Originally created 03/10/99

Legislation would send help to failing schools

ATLANTA -- More than 90 Georgia public schools would be classified as consistently performing below the basic level and be eligible for special state help under accountability legislation that might become a model for Gov. Roy Barnes' education task force later this year.

The schools -- including Richmond County's Hephzibah Elementary -- are scattered throughout the state, although most are in the Atlanta area, according to a Council for School Performance report released Tuesday.

A poll by Georgia State University's Applied Research Center, also released Tuesday, shows that more than 80 percent of Georgians favor sending support teams to help failing schools and 83 percent think high school students should have to pass end-of-class exams to get credit for a course.

Both measures are called for in legislation sponsored by state House Education Chairwoman Jeanette Jamieson, D-Toccoa, and House University System Chairman DuBose Porter, D-Dublin.

"It is clear that the public supports accountability, but they are sending a message to try some positive measures first," said Tom Upchurch, president of the Georgia Partnership for Excellence in Education, which sponsored the poll.

The bill sponsored by Mr. Porter and Ms. Jamieson sets performance goals for schools and makes students pass end-of-course exams to get credit for some classes.

Under the bill, the Georgia Board of Education would adopt end-of-course assessments for students completing Algebra 1, American and Georgia government, American history, American literature, Biology 1, Chemistry 1, geometry, and writing and composition. The board also would adopt a passing score.

As of Sept. 1, 2000, students couldn't receive credit unless they passed the exam.

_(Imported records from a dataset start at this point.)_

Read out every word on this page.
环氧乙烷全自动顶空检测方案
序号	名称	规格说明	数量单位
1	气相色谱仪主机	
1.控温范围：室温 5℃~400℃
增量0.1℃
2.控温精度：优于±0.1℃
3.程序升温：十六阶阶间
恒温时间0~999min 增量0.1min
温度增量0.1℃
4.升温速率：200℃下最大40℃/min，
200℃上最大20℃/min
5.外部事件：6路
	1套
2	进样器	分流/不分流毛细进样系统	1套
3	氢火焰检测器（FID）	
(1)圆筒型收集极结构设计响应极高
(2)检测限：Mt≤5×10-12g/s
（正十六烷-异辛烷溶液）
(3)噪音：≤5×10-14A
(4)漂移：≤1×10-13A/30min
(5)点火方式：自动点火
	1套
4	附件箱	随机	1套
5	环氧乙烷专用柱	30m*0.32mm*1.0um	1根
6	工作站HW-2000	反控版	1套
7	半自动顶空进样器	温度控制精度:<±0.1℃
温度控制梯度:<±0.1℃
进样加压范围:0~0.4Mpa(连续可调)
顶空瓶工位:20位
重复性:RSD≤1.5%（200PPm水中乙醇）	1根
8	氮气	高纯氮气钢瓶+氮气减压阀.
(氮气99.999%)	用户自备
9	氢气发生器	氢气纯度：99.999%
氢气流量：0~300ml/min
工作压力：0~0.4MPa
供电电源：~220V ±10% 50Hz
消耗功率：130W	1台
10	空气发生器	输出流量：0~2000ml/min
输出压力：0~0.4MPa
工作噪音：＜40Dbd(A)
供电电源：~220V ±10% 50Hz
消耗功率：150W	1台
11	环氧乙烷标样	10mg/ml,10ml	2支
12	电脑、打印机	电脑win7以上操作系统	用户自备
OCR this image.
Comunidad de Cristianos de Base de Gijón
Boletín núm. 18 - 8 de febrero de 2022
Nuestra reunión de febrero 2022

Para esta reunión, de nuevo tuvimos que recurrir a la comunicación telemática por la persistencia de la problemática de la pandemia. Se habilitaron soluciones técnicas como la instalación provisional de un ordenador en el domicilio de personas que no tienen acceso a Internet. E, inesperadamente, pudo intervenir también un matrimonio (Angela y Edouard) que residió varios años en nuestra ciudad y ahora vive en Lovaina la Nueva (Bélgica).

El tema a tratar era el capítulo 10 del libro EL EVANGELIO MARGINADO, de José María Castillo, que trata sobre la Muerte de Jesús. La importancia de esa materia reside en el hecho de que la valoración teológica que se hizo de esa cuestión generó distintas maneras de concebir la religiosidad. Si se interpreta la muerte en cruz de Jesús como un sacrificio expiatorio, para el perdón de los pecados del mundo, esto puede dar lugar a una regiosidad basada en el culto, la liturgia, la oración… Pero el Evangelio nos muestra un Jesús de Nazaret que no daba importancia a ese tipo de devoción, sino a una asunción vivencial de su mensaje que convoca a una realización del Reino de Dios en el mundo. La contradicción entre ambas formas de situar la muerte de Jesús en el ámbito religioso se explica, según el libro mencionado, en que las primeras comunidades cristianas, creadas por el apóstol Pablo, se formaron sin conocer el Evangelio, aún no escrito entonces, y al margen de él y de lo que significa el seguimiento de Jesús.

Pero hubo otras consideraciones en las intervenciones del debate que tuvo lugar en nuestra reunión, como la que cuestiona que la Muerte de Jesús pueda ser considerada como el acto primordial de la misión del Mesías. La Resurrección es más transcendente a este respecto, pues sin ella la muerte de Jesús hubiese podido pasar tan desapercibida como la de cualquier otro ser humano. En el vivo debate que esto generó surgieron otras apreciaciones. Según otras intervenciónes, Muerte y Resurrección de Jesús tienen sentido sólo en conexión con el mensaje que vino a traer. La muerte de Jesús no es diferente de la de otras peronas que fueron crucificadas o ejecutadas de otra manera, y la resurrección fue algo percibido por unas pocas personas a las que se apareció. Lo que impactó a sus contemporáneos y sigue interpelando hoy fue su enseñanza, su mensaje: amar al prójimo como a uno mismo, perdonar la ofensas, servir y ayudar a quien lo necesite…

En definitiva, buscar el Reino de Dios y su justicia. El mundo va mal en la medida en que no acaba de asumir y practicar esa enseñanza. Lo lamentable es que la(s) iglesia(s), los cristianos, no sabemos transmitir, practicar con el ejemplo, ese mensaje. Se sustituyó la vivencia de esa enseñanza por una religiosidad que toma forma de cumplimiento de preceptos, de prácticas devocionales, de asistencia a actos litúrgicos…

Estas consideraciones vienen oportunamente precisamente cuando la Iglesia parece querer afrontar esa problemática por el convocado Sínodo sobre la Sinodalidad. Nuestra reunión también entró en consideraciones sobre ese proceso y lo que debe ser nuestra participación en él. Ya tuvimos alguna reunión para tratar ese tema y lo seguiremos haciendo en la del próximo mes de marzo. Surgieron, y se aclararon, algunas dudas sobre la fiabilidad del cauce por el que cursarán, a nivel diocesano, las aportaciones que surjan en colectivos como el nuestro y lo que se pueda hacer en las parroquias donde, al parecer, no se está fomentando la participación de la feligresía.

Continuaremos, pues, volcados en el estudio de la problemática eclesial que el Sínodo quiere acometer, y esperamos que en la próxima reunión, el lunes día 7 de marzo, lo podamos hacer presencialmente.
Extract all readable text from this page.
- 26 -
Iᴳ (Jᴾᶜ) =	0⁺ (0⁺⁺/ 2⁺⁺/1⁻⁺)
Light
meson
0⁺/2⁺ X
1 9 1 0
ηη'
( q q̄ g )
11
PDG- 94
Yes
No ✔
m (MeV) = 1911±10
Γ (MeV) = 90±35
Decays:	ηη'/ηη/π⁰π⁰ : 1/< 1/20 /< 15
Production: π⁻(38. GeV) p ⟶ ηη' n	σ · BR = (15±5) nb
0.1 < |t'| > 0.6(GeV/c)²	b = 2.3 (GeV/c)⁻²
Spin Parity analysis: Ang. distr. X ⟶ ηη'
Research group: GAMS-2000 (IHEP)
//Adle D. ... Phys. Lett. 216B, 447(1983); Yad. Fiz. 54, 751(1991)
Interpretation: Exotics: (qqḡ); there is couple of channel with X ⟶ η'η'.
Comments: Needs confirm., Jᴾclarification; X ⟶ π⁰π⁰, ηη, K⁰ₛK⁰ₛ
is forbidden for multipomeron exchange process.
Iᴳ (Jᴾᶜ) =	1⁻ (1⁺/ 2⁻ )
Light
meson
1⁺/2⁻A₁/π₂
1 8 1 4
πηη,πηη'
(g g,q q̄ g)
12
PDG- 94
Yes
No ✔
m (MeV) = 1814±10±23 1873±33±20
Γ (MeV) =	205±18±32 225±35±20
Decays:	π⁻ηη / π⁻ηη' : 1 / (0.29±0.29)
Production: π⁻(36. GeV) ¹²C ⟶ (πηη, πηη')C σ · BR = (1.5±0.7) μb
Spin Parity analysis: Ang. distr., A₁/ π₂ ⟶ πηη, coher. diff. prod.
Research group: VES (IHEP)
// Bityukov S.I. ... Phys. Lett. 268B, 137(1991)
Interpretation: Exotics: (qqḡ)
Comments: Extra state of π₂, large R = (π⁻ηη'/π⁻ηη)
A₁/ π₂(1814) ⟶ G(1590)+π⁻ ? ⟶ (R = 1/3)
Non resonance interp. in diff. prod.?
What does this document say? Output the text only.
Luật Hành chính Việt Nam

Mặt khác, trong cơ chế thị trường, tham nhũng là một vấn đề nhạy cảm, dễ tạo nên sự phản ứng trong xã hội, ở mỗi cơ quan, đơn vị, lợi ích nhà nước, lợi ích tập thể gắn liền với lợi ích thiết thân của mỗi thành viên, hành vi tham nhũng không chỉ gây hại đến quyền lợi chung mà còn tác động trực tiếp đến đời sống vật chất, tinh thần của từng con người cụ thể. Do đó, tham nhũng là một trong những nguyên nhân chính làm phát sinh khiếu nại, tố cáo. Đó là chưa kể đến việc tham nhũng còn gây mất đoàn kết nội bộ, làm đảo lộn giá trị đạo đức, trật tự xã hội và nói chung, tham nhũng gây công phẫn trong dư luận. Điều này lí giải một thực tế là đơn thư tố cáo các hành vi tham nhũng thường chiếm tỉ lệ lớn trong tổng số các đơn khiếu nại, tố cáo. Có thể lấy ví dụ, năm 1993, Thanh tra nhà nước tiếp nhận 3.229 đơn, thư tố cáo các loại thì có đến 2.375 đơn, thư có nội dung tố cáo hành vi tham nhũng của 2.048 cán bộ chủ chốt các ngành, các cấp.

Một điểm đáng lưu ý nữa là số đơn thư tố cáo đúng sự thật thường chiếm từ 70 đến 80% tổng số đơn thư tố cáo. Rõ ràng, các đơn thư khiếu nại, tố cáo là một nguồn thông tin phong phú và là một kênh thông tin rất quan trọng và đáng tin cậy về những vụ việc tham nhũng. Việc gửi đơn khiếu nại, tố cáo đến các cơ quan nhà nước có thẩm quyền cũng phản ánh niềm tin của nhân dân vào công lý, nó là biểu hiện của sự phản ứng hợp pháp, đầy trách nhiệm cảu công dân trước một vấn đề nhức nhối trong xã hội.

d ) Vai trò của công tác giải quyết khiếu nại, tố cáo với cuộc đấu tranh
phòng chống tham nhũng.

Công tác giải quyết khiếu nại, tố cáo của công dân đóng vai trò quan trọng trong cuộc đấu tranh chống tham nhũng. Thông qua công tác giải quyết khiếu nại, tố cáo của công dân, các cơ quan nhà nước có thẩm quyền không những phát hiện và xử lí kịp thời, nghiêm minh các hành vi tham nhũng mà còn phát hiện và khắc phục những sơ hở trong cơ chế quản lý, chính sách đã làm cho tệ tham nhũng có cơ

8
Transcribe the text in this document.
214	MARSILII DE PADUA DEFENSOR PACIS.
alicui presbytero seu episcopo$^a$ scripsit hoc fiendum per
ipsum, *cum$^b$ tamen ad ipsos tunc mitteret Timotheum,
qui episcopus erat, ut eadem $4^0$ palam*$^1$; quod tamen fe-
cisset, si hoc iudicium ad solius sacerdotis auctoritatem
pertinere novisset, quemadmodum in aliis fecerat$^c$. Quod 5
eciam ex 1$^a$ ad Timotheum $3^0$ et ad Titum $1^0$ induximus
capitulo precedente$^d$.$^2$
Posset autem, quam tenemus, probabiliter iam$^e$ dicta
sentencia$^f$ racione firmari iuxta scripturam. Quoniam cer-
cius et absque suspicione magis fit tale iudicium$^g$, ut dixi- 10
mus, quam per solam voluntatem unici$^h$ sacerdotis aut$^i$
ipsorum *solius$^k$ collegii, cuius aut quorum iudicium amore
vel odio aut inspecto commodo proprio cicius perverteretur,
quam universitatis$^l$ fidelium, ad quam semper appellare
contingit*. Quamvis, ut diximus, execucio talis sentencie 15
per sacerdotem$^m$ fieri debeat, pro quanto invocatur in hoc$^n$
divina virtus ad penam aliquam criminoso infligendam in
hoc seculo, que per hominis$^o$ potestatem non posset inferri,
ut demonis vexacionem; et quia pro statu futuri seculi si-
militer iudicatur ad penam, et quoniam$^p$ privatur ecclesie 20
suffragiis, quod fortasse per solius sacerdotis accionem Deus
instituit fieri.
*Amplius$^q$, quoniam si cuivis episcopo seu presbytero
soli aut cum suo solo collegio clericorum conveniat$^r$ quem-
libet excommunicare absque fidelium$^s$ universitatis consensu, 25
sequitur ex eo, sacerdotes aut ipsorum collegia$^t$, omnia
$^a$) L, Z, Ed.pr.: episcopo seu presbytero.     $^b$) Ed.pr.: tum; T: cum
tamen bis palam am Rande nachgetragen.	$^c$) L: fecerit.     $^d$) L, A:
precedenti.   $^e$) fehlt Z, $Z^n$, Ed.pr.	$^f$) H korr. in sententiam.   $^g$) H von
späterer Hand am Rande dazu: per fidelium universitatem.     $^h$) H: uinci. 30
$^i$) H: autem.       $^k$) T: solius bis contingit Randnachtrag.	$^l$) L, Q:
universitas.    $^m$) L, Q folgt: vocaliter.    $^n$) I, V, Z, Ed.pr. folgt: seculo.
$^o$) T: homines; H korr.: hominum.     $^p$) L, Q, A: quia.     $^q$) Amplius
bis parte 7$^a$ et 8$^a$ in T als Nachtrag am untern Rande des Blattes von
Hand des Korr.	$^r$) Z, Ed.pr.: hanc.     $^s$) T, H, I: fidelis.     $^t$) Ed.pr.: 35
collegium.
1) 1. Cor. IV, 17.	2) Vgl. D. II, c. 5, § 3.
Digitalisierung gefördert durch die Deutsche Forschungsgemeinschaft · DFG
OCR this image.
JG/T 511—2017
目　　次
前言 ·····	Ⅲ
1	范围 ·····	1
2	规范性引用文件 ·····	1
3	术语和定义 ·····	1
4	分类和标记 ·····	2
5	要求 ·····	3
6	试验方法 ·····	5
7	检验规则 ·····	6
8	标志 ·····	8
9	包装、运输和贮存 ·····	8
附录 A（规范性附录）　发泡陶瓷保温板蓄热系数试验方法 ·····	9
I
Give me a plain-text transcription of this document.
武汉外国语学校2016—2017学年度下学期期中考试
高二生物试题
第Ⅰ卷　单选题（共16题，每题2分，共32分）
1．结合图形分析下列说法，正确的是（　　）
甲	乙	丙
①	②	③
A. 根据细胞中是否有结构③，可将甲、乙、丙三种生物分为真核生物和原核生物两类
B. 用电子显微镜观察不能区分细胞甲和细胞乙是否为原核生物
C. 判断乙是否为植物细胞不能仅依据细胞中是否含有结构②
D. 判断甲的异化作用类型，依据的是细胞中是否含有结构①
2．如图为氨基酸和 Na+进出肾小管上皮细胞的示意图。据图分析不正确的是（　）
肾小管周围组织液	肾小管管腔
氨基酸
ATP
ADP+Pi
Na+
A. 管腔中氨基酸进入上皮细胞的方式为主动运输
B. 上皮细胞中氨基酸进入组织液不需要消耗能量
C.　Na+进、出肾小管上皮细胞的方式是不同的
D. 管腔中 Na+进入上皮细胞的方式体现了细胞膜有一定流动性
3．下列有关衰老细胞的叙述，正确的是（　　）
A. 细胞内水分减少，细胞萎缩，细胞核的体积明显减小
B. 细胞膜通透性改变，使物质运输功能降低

The board also would set student-performance goals for schools using test scores and absenteeism rates. Those goals would get tougher gradually over three years.

If schools fail to reach each of their basic goals for three consecutive years, the state would send in a progress support team that would identify problems and try to come up with solutions.

The legislation won't pass during the 1999 General Assembly session but could become a model for Mr. Barnes and the blue ribbon panel on education he plans to lead over the summer.

The council used criteria similar to what is in the Porter-Jamieson bill to determine that 94 schools would fall below the basic level of performance during three years.

More than 50 of those were in the Atlanta, Cobb County, Clayton County and DeKalb County school systems.

The list is not meant to embarrass school officials, Mr. Porter said.

"By releasing the list of schools, we hope the problem will be dealt with in a positive way, not as punishment," he added.